Govt aware of FTAs and dumping hurting Indian rubber and steel sectors: Minister
By TIOL News Service
NEW DELHI, AUG 28, 2015: "OUR Government is fully aware and concerned about the problems being faced by the rubber and steel industry due to the Free Trade Agreements and dumping by various countries. We acknowledge that our domestic steel and rubber industries are indeed suffering from cheap imports and these Free Trade Agreements (FTAs)", highlighted Mr Narendra Singh Tomar, Union Minister for Steel and Mines, while addressing the CII Rub Tech, flagship event on rubber industry organised by Confederation of Indian Industry (CII) and HASETRI, in the national capital, here yesterday.
"We are closely monitoring the situation and are in consultation with the Ministries of Finance and Commerce and the Prime Minister to decide and reconsider on these FTAs and further increase in anti dumping duties very soon to safeguard the suffering rubber and steel industry domestically", he added.
It may be added here that, between FY'09' and FY'11', India signed three major trade agreements with Association of South-East Asian Nations (ASEAN), Korea and Japan, respectively.
On the need for imposing a safeguard duty on steel, the Minister highlighted that "We are investigating the same and the proper judicial process will be followed for imposing such a duty only after appropriate analysis and examination".
"Further, though we are in the list of top five largest producers of rubber, but the potential is immense, considering its mass requirement due to urbanisation and focus on infrastructure projects, and it being one of the very vital ingredients used all across the manufacturing sectors. The government and private entities in India need to build new competitive advantage by significantly investing in research and development activities. The level of overall R&D spending in India, as a share of the country GDP, needs to grow from below 1 percent and come closer to that of 3.4 percent in Japan, 2.9 percent in the US and 1.8 percent in China", added the Minister.

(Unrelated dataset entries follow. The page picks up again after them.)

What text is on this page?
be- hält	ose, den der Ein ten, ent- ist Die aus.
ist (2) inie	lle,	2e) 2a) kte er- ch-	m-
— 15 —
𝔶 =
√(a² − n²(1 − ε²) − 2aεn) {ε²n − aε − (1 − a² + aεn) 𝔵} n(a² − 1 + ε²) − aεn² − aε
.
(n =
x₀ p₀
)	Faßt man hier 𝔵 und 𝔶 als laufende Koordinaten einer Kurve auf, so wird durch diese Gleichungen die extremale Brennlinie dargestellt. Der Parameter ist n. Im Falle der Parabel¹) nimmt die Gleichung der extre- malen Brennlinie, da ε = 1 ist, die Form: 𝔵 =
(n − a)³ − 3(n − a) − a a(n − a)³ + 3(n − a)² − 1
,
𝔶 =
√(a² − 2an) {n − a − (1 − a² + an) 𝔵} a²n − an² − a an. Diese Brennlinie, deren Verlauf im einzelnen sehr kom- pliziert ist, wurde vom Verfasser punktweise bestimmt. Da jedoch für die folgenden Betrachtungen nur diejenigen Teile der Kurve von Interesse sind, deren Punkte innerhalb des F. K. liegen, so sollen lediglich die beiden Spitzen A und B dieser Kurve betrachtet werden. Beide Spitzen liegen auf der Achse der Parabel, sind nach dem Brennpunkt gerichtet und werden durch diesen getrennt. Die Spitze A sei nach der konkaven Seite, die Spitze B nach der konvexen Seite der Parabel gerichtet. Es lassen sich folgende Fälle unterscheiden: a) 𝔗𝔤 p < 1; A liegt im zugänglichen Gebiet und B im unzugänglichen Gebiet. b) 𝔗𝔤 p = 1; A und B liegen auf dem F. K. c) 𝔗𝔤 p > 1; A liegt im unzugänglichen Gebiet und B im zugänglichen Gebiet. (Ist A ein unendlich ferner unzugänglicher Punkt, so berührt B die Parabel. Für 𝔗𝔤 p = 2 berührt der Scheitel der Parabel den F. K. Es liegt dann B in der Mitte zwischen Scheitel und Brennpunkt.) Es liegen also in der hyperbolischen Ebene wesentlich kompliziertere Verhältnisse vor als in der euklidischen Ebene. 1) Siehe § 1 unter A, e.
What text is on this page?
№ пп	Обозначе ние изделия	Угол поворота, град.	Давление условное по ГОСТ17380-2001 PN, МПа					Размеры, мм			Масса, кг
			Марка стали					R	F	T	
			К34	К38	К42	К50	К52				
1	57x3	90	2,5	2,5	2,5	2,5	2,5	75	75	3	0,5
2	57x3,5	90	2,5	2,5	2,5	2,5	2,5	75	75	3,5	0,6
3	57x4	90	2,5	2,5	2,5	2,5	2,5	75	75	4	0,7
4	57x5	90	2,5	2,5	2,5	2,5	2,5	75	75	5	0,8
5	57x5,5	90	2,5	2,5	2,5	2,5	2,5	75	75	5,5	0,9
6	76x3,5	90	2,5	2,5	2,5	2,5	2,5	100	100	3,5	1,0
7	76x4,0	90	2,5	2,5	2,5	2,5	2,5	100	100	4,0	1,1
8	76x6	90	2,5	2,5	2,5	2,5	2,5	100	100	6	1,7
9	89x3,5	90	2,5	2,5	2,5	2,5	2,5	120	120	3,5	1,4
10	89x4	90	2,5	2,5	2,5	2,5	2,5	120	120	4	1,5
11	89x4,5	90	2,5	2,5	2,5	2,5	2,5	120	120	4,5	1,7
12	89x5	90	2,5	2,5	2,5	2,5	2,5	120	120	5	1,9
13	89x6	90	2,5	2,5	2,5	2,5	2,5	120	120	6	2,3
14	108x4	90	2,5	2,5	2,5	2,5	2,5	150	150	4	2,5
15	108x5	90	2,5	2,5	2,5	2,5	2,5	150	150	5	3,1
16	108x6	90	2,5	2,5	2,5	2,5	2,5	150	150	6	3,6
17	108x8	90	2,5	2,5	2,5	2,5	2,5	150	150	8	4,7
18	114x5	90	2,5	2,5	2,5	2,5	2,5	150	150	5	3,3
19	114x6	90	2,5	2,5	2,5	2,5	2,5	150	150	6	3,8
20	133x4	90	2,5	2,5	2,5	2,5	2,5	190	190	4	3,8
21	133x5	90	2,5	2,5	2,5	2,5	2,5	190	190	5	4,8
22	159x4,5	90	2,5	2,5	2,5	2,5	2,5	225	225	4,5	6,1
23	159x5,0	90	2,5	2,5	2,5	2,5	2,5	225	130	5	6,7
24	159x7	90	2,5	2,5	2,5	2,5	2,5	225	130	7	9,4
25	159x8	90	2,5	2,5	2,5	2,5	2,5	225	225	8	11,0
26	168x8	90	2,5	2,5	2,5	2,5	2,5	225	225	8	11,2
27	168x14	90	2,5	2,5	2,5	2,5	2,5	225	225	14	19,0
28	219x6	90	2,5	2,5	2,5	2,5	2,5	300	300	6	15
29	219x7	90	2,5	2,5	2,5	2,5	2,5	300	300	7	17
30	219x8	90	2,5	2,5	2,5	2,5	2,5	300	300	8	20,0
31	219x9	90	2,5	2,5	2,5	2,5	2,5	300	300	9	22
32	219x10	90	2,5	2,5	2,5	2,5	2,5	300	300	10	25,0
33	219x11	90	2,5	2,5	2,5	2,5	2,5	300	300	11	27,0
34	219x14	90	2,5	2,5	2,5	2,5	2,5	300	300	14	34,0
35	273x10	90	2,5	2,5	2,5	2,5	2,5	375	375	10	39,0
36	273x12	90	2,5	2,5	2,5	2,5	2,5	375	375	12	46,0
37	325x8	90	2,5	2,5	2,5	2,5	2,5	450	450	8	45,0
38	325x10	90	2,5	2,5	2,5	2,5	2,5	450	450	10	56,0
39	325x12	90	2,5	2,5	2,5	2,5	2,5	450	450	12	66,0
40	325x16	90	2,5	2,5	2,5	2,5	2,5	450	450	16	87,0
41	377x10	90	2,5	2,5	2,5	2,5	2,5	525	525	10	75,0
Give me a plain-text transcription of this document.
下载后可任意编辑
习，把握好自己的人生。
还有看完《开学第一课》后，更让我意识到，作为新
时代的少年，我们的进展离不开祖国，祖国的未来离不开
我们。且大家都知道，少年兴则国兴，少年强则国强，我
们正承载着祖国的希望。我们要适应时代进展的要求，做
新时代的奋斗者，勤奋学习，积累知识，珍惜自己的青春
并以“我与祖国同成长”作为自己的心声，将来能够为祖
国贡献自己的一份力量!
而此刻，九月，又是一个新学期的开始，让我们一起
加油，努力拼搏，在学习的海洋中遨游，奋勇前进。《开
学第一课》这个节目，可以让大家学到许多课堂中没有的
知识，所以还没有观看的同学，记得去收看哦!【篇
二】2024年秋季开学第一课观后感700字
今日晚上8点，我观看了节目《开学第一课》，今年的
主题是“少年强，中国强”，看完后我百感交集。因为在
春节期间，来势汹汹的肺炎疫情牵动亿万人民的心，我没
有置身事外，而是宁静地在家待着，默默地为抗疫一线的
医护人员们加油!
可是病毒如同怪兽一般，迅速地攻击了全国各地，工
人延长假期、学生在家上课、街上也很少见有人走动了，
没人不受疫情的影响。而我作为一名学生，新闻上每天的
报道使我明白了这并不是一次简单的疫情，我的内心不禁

"Inverted duty structure has been a bane for rubber sector in India and has stifled the growth of this vital sector of manufacturing. Though the duty is 25 % on natural rubber and 10 % on finished goods, but due to the FTAs, the final impact is just 6 %. Our Agreements with Asian countries have led to ballooning of trade deficit with these countries in non-tyre rubber products", lamented Dr Raghupati Singhania , Chairman, CIIRubtec 2015 & CMD, JK Tyre & Industries.